Reverse transcriptase-IN-1 (Compound 12z), a diarylbenzopyrimidine (DABP) analogue, is a potent, orally active HIV-1 nonnucleoside reverse transcriptase inhibitor. Reverse transcriptase-IN-1 has antiviral activity with EC50 values of 3.4 nM, 4.3 nM and 3.6 nM for HIV-1 IIIB, E138K and K103N mutants, respectively. Reverse transcriptase-IN-1 also has an IC50of 13.7 nM against HIV-1 reverse transcriptase enzyme[1].

The oral bioavailability of Reverse transcriptase-IN-1 (Compound 12z) is significantly improved to 16.5% at a dose of 5 mg/kg in rats. The intrinsic rat microsome clearance of Reverse transcriptase-IN-1 is 33.2 μL/min/mg proteins. The PK study and safety assessment of Reverse transcriptase-IN-1 shows that it is absorbed with mean residence times (MRTs) of 11.8 hours (5 mg/kg, p.o.) and 11.4 hours (1 mg/kg, i.v.) at these two doses. The Cmax of Reverse transcriptase-IN-1 is 39.9 ng/mL at a dose of 5 mg/kg. A single-dose toxicity test of Reverse transcriptase-IN-1 in rats shows no mortality, and there is no abnormal body weight decrease in the animals in the week following an intragastrical dose at 293 mg/kg body weigh. The above results indicate that Reverse transcriptase-IN-1 could be an orally bioavailable candidate for human HIV-1 infection research[1].

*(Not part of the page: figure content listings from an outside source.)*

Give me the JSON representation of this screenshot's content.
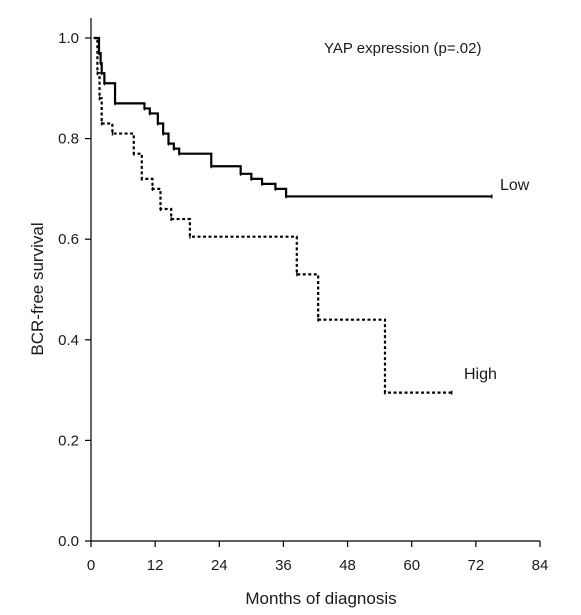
{
  "chart_data": {
    "type": "line",
    "title": "",
    "annotation": "YAP expression (p=.02)",
    "xlabel": "Months of diagnosis",
    "ylabel": "BCR-free survival",
    "xlim": [
      0,
      84
    ],
    "ylim": [
      0,
      1.0
    ],
    "x_ticks": [
      0,
      12,
      24,
      36,
      48,
      60,
      72,
      84
    ],
    "x_tick_labels": [
      "0",
      "12",
      "24",
      "36",
      "48",
      "60",
      "72",
      "84"
    ],
    "y_ticks": [
      0,
      0.2,
      0.4,
      0.6,
      0.8,
      1.0
    ],
    "y_tick_labels": [
      "0.0",
      "0.2",
      "0.4",
      "0.6",
      "0.8",
      "1.0"
    ],
    "grid": false,
    "series": [
      {
        "name": "Low",
        "style": "solid",
        "color": "#000000",
        "steps": [
          [
            0.5,
            1.0
          ],
          [
            1.5,
            0.97
          ],
          [
            1.8,
            0.95
          ],
          [
            2.0,
            0.93
          ],
          [
            2.5,
            0.91
          ],
          [
            4.5,
            0.87
          ],
          [
            10.0,
            0.86
          ],
          [
            11.0,
            0.85
          ],
          [
            12.5,
            0.83
          ],
          [
            13.5,
            0.81
          ],
          [
            14.5,
            0.79
          ],
          [
            15.5,
            0.78
          ],
          [
            16.5,
            0.77
          ],
          [
            22.5,
            0.745
          ],
          [
            28.0,
            0.73
          ],
          [
            30.0,
            0.72
          ],
          [
            32.0,
            0.71
          ],
          [
            34.5,
            0.7
          ],
          [
            36.5,
            0.685
          ],
          [
            75.0,
            0.685
          ]
        ]
      },
      {
        "name": "High",
        "style": "dashed",
        "color": "#000000",
        "steps": [
          [
            0.5,
            1.0
          ],
          [
            1.2,
            0.93
          ],
          [
            1.6,
            0.88
          ],
          [
            2.0,
            0.83
          ],
          [
            4.0,
            0.81
          ],
          [
            8.0,
            0.77
          ],
          [
            9.5,
            0.72
          ],
          [
            11.5,
            0.7
          ],
          [
            13.0,
            0.66
          ],
          [
            15.0,
            0.64
          ],
          [
            18.5,
            0.605
          ],
          [
            38.5,
            0.53
          ],
          [
            42.5,
            0.44
          ],
          [
            55.0,
            0.295
          ],
          [
            67.5,
            0.295
          ]
        ]
      }
    ]
  }
}
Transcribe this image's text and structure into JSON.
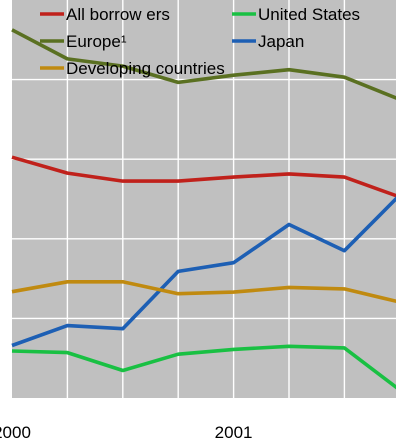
{
  "chart_data": {
    "type": "line",
    "title": "",
    "xlabel": "",
    "ylabel": "",
    "x": [
      0,
      1,
      2,
      3,
      4,
      5,
      6,
      7
    ],
    "x_tick_labels": [
      {
        "x": 0,
        "label": "2000"
      },
      {
        "x": 4,
        "label": "2001"
      }
    ],
    "ylim": [
      0,
      100
    ],
    "y_gridlines": [
      20,
      40,
      60,
      80
    ],
    "grid": true,
    "legend": {
      "placement": "top"
    },
    "series": [
      {
        "name": "All borrow ers",
        "color": "#c0211b",
        "values": [
          60.5,
          56.5,
          54.5,
          54.5,
          55.5,
          56.3,
          55.5,
          50.5
        ]
      },
      {
        "name": "United States",
        "color": "#19c043",
        "values": [
          11.8,
          11.4,
          6.9,
          11.0,
          12.2,
          13.0,
          12.6,
          2.0
        ]
      },
      {
        "name": "Europe¹",
        "color": "#5a7021",
        "values": [
          92.5,
          85.2,
          83.4,
          79.3,
          81.1,
          82.5,
          80.6,
          75.0
        ]
      },
      {
        "name": "Japan",
        "color": "#1d5fb4",
        "values": [
          13.2,
          18.2,
          17.4,
          31.8,
          34.0,
          43.6,
          37.0,
          51.0
        ]
      },
      {
        "name": "Developing countries",
        "color": "#c08a10",
        "values": [
          26.7,
          29.2,
          29.2,
          26.2,
          26.6,
          27.8,
          27.4,
          24.1
        ]
      }
    ]
  }
}
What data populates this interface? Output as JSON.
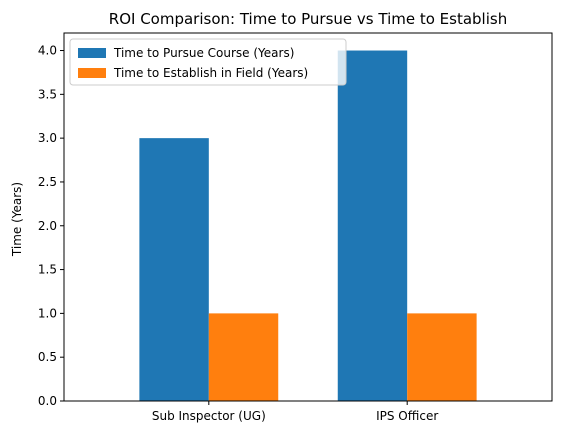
{
  "chart_data": {
    "type": "bar",
    "title": "ROI Comparison: Time to Pursue vs Time to Establish",
    "xlabel": "",
    "ylabel": "Time (Years)",
    "categories": [
      "Sub Inspector (UG)",
      "IPS Officer"
    ],
    "series": [
      {
        "name": "Time to Pursue Course (Years)",
        "color": "#1f77b4",
        "values": [
          3.0,
          4.0
        ]
      },
      {
        "name": "Time to Establish in Field (Years)",
        "color": "#ff7f0e",
        "values": [
          1.0,
          1.0
        ]
      }
    ],
    "ylim": [
      0,
      4.2
    ],
    "yticks": [
      0.0,
      0.5,
      1.0,
      1.5,
      2.0,
      2.5,
      3.0,
      3.5,
      4.0
    ],
    "ytick_labels": [
      "0.0",
      "0.5",
      "1.0",
      "1.5",
      "2.0",
      "2.5",
      "3.0",
      "3.5",
      "4.0"
    ],
    "grid": false,
    "legend_position": "top-left"
  }
}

[1]. Han S, et al. Molecular Hybridization-Inspired Optimization of Diarylbenzopyrimidines as HIV-1 Nonnucleoside Reverse Transcriptase Inhibitors with Improved Activity against K103N and E138K Mutants and Pharmacokinetic Profiles. ACS Infect Dis. 2019 Oct 24.